What should I do if I'm affected?
If you're affected by the vulnerability, it's crucial to update your system to a fixed version. To do this, follow these simple steps: 1) Check your Linux distribution for updates, 2) Install the latest security patches, and 3) Restart your system if required. By keeping your system up-to-date, you'll protect your data and maintain system integrity.
Is this in CISA’s Known Exploited Vulnerabilities Catalog?
Yes, it is in CISA's Known Exploited Vulnerabilities Catalog. The vulnerability, named Red Hat Polkit Incorrect Authorization Vulnerability, was added on May 12, 2023, with a due date of June 2, 2023. This issue has been addressed in various products, and users are advised to update their systems to protect against potential threats.
Weakness enumeration
The weakness enumeration for this vulnerability is categorized as CWE-754 and CWE-863. This issue allows local privilege escalation due to improper checks for unusual conditions and incorrect authorization. This can lead to unauthorized access and control over affected systems.
For more details
CVE-2021-3560 is a high-severity vulnerability in polkit, allowing unprivileged local attackers to escalate their privileges. For a comprehensive understanding of this vulnerability, including its description, severity, technical details, and known affected software configurations, visit the NVD page or the links below.
Rapidly implement a modern Zero Trust network that is more secure and maintainable than VPNs.
CVE-2021-3560 Report - Details, Severity, & Advisories
Twingate Team
•
Jan 4, 2024
CVE-2021-3560 is a high-severity vulnerability affecting the polkit component, a system service installed by default on many Linux distributions. This local privilege escalation vulnerability allows an unprivileged local user to gain root privileges on affected systems, posing a significant threat to data confidentiality, integrity, and system availability. The vulnerability has been assigned a CVSS 3.x score of 7.8 and a CVSS 2.0 score of 7.2, indicating its high impact.

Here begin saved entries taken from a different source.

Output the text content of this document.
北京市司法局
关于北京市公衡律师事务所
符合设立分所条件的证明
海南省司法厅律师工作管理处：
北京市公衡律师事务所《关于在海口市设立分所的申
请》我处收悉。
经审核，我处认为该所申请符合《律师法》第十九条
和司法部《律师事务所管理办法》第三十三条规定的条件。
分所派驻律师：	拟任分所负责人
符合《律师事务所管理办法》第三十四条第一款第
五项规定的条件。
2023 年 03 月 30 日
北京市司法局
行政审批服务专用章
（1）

How do I know if I'm affected?
If you're wondering whether your system is affected by the vulnerability, you should first check if your Linux distribution uses polkit. If it does, see if it's running a vulnerable version (0.113 or later). This vulnerability allows an unprivileged local user to gain root privileges on your system, posing a risk to data confidentiality, integrity, and system availability.
What should I do if I'm affected?
If you're affected by the vulnerability, it's crucial to update your system to a fixed version. To do this, follow these simple steps: 1) Check your Linux distribution for updates, 2) Install the latest security patches, and 3) Restart your system if required. By keeping your system up-to-date, you'll protect your data and maintain system integrity.
Is this in CISA’s Known Exploited Vulnerabilities Catalog?
Yes, it is in CISA's Known Exploited Vulnerabilities Catalog. The vulnerability, named Red Hat Polkit Incorrect Authorization Vulnerability, was added on May 12, 2023, with a due date of June 2, 2023. This issue has been addressed in various products, and users are advised to update their systems to protect against potential threats.
Weakness enumeration
The weakness enumeration for this vulnerability is categorized as CWE-754 and CWE-863. This issue allows local privilege escalation due to improper checks for unusual conditions and incorrect authorization. This can lead to unauthorized access and control over affected systems.
For more details
CVE-2021-3560 is a high-severity vulnerability in polkit, allowing unprivileged local attackers to escalate their privileges. For a comprehensive understanding of this vulnerability, including its description, severity, technical details, and known affected software configurations, visit the NVD page or the links below.